New Delhi: Bollywood actor Anupam Kher, who had criticised those behind a recent flashpoint event at JNU, on Friday alleged that the university has refused to screen his film “Buddha in a traffic” considering the present atmosphere at the campus, a charge denied by the university.
Accusing the university of “stifling freedom of speech and expression”, Kher said that he was told that the university cannot allow the film to be screened owing to the present atmosphere at the campus.
“Why are only certain people allowed to exercise their freedom of expression at JNU? They should practice what they are preaching. If they’re talking about freedom of speech and expression, then they should follow it also,” he said.
The university officials refuted the allegations saying no request from Kher has been received by them for screening of any film.

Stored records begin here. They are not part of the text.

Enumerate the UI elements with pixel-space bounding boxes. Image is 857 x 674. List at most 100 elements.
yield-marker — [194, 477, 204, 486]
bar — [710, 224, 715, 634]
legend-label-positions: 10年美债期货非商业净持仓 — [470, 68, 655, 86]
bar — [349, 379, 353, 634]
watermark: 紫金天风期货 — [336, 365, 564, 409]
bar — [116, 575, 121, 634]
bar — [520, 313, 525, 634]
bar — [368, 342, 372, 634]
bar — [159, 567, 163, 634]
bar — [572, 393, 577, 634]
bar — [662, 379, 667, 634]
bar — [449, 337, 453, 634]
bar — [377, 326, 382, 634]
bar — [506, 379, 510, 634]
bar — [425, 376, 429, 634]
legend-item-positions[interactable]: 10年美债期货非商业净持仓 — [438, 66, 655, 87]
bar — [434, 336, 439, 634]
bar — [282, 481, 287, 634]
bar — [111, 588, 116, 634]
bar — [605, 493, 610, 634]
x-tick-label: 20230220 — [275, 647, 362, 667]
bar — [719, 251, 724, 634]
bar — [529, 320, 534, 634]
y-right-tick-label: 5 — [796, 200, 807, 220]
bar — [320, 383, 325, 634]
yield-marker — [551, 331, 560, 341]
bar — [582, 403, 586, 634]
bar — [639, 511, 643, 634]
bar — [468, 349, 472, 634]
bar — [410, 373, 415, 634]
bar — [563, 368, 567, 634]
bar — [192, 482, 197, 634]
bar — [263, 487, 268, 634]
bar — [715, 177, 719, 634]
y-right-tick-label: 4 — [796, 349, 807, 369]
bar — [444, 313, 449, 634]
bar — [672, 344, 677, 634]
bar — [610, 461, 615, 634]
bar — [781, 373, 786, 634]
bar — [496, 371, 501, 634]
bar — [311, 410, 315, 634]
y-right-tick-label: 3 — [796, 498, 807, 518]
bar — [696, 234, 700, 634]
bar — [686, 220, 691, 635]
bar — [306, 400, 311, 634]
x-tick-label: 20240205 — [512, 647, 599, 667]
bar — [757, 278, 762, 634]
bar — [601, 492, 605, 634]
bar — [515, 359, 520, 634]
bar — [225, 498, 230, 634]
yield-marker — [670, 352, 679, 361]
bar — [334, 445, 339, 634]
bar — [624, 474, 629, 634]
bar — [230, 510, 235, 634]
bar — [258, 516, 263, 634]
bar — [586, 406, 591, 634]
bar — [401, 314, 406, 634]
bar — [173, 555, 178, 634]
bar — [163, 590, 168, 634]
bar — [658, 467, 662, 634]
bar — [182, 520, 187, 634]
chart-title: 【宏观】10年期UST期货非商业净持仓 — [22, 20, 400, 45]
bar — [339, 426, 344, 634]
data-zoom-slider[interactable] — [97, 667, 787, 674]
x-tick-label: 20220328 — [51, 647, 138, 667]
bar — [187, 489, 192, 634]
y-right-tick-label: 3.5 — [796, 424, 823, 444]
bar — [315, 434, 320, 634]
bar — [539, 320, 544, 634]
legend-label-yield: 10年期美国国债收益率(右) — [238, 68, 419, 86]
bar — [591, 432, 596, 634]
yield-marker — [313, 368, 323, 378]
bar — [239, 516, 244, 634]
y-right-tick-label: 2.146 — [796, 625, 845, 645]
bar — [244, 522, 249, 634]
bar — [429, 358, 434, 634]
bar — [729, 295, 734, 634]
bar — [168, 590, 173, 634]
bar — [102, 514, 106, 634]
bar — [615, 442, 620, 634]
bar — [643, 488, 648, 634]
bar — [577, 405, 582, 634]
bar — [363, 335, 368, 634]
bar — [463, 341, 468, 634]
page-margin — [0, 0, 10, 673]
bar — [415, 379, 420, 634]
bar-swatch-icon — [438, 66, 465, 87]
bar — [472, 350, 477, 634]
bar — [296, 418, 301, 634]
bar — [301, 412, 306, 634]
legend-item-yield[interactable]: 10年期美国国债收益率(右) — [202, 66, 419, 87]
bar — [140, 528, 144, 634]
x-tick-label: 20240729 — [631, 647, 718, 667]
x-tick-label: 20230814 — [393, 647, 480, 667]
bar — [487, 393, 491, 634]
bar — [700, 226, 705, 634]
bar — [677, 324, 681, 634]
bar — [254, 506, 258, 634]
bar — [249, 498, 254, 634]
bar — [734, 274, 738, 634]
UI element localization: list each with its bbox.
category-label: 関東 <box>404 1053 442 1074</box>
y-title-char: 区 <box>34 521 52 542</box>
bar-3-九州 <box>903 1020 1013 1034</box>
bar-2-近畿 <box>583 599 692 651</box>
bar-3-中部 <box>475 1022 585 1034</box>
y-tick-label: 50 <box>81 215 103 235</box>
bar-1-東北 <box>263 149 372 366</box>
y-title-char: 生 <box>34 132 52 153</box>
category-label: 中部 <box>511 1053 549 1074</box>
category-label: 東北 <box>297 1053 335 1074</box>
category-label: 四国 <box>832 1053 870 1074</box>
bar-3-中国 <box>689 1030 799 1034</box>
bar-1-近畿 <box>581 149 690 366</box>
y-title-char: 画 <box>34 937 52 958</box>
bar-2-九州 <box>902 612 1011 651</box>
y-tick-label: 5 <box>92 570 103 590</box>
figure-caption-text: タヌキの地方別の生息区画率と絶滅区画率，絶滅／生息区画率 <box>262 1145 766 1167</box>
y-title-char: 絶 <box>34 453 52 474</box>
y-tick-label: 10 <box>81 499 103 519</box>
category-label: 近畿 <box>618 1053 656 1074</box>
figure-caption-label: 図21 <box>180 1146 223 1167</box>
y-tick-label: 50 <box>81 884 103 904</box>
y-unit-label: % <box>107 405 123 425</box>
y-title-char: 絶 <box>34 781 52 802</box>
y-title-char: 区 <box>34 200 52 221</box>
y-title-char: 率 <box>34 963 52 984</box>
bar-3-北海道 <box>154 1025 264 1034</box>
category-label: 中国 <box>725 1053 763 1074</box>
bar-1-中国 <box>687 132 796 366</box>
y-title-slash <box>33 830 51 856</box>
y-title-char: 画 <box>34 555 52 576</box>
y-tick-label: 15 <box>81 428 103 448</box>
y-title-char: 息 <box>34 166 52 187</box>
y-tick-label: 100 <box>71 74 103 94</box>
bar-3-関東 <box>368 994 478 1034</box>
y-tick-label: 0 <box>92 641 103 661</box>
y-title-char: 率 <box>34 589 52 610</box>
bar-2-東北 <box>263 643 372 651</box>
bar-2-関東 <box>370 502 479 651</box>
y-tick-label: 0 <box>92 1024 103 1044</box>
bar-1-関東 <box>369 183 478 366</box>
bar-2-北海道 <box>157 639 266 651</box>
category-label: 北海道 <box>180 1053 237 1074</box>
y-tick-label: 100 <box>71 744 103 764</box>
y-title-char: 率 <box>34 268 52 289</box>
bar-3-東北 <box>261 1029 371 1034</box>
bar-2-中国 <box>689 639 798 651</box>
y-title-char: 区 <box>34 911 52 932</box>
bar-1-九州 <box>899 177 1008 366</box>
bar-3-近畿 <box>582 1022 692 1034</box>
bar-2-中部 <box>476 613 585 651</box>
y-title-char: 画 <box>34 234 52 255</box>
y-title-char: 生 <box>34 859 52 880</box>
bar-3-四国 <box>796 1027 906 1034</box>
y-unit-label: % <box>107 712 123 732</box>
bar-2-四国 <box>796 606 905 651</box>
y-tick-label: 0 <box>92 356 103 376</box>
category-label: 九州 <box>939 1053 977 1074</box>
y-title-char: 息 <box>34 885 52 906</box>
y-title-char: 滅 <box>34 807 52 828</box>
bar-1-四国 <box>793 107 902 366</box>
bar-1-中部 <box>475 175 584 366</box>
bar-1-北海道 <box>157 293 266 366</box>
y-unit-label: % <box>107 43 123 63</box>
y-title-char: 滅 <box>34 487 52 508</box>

“We have not received any request from Kher for a screening. I did get an email from Vivek Agnihotri’s office and we replied saying there were no dates available in this semester as the academic calender was prescheduled. However, a screening could be done in next semester,” Ira Bhaskar from varsity’s School of Arts and Aesthetics said.
The varsity administration and the students union, which also organises film screenings on campus, denied having recieved any requests for the same. The controversial film ‘Aligarh’ was also screened at the varsity recently.
Directed by Vivek Agnihotri, the 2014 film called “Buddha Stuck In A Traffic Jam” also stars Arunoday Singh, Mahi Gill, Pallavi Joshi, besides Kher.
Kher, a Padmabhushan awardee, made the comments after Agnihotri took to Twitter saying that the varsity did not give permission to screen the film.
The veteran actor said he plays a professor who transforms the minds of students and incites them to become the change. He said it talks about the relationship between students and the teacher and the politics within.
Kher said that the film, which was made two years ago and was waiting for producers, depicts the atmosphere that is prevalent in JNU today.
“All kind of films are shown in JNU, it’s a film which is very relevant considering what is happening in JNU since a month. I am sure there are many students who would like to see it…It is not a controversial film,” Kher said.
“The filmmakers didn’t have the budget of Rs 5-6 crore to market the film so they decided to take the film across institutions and organisations to raise an awareness,” he said.
At a recent event in Kolkata, Kher had attacked JNU and its students’ union president Kanhaiya Kumar for allegedly raising “anti-national” slogans at an event on February 9 to protest the hanging of Parliament attack convict Afzal Guru.